Himself an advocate of the historical critical approach, A. T. Robertson acknowledges the difficulty of reconciling “anti-supernatural scholarship” with “reverence for the Bible as God’s only revelation” in an 1892 article entitled “The Inerrancy of Scriptures.” Robertson observed,
“In Germany, Rationalism has so long held sway that no man has to apologize for any theory he advances, however anti-supernatural. But you cannot transplant those naturalistic tendencies to English and American soil without provoking conflict. And the conflict has come. The strange thing about it all is that here it is men considered evangelical who accept the results of anti-supernatural scholarship. It is certainly a grace question how long one can reconcile such results with his reverence for the Bible as God’s only revelation of grace to men.” A. T. Robertson, “The Inerrancy of Scriptures,” Western Recorder, June 30, 1892,
Something was very wrong in the hearts of those considered “evangelical” to accept the results of “anti-supernatural scholarship.” I doubt if these evangelicals said, “I believe in the resurrection and I don’t believe in the resurrection” or “I believe in the deity of Christ and I don’t believe in the deity of Christ.” But what they did say was “I believe the Bible is the word of God” and “I don’t believe the Bible is the word of God.” What transpired in the hearts of men over 100 years ago that they would reject the formal principium of the Christian faith? What Robertson calls a “strange thing” has now for long been accepted as normative, the reconciliation of anti-supernaturalism and reverence for the Bible now accomplished. What Robertson did not know in 1892 was that the historical critical path he and his fellow travelers decided to take would do away with reverence for the Bible altogether leaving only the contradiction of an anti-supernatural Christianity. While the impossibility of reconstructing the autographa is obvious to some members of the Academy, much of the Church seems to be unaware that the scholarship has reversed itself, the same scholarship the Church trusted to exchange the Authorized Version for a novel version.

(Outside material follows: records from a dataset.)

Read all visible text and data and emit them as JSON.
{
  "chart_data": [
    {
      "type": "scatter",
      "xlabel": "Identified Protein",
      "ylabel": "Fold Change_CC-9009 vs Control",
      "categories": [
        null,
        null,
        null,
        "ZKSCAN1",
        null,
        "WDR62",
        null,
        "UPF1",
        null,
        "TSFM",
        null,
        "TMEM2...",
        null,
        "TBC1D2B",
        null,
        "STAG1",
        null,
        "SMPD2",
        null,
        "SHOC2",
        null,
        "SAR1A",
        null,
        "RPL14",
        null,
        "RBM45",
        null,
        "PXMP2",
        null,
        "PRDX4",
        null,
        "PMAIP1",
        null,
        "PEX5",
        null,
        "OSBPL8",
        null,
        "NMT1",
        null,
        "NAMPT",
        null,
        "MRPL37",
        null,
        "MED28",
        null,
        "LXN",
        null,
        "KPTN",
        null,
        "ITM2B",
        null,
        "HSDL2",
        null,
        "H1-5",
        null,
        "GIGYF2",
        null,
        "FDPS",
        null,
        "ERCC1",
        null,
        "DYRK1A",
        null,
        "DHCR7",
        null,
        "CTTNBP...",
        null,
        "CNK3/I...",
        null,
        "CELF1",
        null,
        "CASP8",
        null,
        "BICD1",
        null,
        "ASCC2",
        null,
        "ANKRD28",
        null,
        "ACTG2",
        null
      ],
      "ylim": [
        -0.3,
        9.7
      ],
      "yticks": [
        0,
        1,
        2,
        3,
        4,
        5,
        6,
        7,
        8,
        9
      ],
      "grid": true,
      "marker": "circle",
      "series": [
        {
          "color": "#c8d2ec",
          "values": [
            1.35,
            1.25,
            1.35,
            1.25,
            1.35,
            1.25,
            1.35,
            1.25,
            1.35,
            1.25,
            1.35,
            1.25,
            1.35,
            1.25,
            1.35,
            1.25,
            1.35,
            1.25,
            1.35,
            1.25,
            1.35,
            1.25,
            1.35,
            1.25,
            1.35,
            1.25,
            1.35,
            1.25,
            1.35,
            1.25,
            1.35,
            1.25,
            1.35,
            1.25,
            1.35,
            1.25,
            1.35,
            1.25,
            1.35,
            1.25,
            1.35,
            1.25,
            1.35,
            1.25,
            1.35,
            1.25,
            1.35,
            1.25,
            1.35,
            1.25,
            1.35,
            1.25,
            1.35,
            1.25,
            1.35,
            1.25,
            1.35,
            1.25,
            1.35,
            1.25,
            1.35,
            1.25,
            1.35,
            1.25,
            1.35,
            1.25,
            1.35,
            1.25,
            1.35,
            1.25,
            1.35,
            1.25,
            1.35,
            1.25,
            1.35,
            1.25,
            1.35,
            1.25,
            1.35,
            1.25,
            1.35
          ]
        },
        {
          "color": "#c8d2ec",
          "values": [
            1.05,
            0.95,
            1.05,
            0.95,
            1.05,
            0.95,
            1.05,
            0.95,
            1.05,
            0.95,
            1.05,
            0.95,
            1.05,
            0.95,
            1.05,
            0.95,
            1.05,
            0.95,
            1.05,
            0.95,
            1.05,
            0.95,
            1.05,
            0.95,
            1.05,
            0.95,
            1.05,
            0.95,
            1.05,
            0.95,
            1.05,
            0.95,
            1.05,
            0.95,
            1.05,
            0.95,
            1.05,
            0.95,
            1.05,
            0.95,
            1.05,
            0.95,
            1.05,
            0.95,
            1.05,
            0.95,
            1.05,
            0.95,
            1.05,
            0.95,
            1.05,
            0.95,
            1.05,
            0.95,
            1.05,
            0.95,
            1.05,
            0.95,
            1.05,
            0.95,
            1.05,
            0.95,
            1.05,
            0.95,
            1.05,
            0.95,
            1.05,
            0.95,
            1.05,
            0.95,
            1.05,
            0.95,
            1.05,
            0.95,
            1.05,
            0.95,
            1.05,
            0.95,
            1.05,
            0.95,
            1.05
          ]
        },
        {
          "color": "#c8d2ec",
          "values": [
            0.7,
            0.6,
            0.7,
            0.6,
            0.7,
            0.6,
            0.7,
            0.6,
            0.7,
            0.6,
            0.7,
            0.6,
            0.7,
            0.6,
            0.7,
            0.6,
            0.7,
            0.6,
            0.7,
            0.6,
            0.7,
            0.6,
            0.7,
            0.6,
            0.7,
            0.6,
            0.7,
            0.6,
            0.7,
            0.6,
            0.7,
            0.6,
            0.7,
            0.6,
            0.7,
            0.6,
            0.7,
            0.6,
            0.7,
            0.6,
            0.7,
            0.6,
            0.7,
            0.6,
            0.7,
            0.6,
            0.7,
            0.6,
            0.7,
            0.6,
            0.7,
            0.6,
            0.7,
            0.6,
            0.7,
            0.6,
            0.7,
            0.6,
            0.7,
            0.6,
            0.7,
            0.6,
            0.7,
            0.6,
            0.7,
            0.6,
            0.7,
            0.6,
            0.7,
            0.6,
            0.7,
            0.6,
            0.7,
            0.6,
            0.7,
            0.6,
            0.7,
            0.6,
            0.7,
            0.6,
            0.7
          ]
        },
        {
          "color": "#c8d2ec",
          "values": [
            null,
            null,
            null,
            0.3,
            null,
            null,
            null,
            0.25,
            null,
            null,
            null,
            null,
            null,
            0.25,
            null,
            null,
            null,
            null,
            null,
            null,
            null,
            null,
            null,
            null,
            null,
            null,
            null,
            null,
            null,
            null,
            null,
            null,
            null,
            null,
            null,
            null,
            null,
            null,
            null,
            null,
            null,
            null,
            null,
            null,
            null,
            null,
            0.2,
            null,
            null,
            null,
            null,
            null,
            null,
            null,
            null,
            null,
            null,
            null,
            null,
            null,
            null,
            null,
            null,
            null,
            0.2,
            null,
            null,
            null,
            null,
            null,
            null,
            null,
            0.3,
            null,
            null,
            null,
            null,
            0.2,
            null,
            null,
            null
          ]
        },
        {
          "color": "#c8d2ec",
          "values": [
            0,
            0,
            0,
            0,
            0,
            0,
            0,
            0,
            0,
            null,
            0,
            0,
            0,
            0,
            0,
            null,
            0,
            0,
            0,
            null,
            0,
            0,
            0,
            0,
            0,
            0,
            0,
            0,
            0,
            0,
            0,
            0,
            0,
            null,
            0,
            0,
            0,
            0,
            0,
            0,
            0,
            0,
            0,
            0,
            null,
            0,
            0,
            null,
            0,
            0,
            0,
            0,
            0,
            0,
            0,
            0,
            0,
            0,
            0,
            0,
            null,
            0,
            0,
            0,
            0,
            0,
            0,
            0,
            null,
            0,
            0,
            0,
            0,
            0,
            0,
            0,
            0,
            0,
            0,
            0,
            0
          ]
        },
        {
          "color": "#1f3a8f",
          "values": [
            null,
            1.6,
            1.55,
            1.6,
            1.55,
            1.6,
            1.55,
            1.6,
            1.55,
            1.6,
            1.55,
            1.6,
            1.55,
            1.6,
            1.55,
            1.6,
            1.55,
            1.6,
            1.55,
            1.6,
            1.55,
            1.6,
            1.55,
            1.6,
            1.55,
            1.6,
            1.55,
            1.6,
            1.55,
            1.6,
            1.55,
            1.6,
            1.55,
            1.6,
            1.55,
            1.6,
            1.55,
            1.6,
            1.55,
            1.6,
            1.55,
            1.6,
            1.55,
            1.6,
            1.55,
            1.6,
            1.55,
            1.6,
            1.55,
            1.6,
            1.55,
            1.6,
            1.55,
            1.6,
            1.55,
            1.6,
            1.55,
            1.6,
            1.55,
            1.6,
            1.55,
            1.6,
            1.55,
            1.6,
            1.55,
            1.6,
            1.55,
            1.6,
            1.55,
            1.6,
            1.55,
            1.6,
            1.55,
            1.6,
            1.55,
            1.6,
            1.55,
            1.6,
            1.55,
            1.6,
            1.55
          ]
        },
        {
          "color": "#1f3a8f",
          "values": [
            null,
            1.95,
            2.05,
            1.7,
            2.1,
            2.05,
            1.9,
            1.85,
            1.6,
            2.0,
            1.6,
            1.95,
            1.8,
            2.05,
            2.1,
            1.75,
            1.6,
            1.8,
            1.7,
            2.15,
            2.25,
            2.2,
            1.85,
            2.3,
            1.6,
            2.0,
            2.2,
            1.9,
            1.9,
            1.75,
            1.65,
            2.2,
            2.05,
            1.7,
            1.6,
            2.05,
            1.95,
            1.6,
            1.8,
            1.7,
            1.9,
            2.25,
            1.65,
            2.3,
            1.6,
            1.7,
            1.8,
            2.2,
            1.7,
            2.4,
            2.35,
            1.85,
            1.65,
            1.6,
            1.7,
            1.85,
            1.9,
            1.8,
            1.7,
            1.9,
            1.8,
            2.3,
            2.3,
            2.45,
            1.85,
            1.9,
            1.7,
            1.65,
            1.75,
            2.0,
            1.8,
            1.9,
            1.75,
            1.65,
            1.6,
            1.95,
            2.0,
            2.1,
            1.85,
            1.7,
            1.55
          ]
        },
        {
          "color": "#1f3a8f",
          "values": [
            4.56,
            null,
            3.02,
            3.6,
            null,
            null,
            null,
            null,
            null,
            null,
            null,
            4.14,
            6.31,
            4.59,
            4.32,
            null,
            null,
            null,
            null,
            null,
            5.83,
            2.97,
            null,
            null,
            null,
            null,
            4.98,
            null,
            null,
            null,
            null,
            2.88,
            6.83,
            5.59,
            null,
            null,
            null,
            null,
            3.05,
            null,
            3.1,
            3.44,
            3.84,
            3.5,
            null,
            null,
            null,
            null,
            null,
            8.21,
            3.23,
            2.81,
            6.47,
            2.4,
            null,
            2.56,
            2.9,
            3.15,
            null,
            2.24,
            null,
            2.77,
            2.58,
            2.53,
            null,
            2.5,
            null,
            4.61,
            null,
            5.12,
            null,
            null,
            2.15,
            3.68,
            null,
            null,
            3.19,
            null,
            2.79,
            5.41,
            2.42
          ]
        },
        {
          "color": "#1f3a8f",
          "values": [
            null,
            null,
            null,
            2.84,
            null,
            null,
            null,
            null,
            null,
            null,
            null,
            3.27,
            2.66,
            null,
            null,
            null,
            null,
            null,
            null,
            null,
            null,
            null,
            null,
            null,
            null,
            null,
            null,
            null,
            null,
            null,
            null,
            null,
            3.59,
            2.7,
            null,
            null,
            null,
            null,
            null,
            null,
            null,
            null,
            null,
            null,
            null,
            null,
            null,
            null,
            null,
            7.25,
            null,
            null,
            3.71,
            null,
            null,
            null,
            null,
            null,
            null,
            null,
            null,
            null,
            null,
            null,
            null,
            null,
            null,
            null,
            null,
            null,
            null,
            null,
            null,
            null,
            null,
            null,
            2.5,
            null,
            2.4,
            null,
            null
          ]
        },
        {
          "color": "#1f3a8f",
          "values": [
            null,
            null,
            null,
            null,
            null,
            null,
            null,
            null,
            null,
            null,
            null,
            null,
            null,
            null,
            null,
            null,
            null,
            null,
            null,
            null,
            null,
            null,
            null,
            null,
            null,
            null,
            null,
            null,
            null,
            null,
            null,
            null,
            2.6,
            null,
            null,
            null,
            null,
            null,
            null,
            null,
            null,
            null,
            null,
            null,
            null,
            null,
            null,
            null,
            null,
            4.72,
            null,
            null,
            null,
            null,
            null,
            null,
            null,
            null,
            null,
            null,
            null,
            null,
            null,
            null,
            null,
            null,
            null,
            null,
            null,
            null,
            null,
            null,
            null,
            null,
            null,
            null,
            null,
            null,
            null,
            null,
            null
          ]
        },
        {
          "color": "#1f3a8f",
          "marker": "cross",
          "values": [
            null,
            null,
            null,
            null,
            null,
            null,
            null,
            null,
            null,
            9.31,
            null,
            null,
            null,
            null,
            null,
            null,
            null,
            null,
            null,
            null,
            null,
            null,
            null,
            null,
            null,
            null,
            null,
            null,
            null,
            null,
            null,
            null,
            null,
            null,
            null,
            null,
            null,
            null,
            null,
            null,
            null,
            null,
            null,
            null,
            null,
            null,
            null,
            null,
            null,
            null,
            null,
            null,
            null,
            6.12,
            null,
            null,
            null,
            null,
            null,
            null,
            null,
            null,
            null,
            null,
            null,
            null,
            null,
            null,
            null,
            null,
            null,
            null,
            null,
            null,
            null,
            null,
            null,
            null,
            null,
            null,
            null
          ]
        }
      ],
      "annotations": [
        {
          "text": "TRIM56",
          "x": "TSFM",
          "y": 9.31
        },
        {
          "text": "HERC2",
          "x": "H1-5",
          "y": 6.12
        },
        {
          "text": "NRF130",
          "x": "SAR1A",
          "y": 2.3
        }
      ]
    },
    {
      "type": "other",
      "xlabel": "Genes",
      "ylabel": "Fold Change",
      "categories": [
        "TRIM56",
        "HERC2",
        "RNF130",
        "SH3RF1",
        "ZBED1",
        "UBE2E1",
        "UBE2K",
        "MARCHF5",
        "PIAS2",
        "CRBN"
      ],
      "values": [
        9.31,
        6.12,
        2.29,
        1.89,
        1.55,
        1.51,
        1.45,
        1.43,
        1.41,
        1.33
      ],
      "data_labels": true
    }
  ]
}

What then, is the Church to do, coming to the realization that its faith in scholarship was sorely misplaced? 1. It can ignore the findings for an “initial text” and follow other mainstream critical scholars still hoping for the impossible. 2. It can accept the certain conclusion that a change of course is necessary, but apathetically coast along, waiting for something even more novel from which to derive its authority. 3. The Church can accept that the historical critical method is irreparably broken and have the heart and mind to return to a supernatural Christianity founded on a supernatural text no longer seeking reconciliation with the anti-supernatural. For the English-speaking Church the breaking of this contradictory reconciliation would be demonstrated in a return to the Reformation Bible, the Authorized Version.
The Church is experiencing a spiritual weariness born out of generations of trying to assimilate what the Academy has passed down to them through malleable pastors and what the Bible says. Facing the social issues of today, the Church deserves a sure foundation. The Christian intuitively knows that reconciliation of the supernatural with the anti-supernatural is impossible, this contradiction like a persistent drip boring a hole through their conscience. Sheep need shepherds. The Church needs pastors and teachers to lead to green pastures and still waters, not to advocate failed academic methods, asking the congregants to trust in notes about “oldest and best manuscripts.” The words “oldest and best manuscripts” have done nothing to fortify the spiritual strength of the believer being at best distracting and at worst contributing to doubt rather than faith. As our academic backgrounds indicate, the Academy is a powerful tool and extremely useful, but not at the expense of the spiritual well-being of the people of God, or saints, as Paul calls them.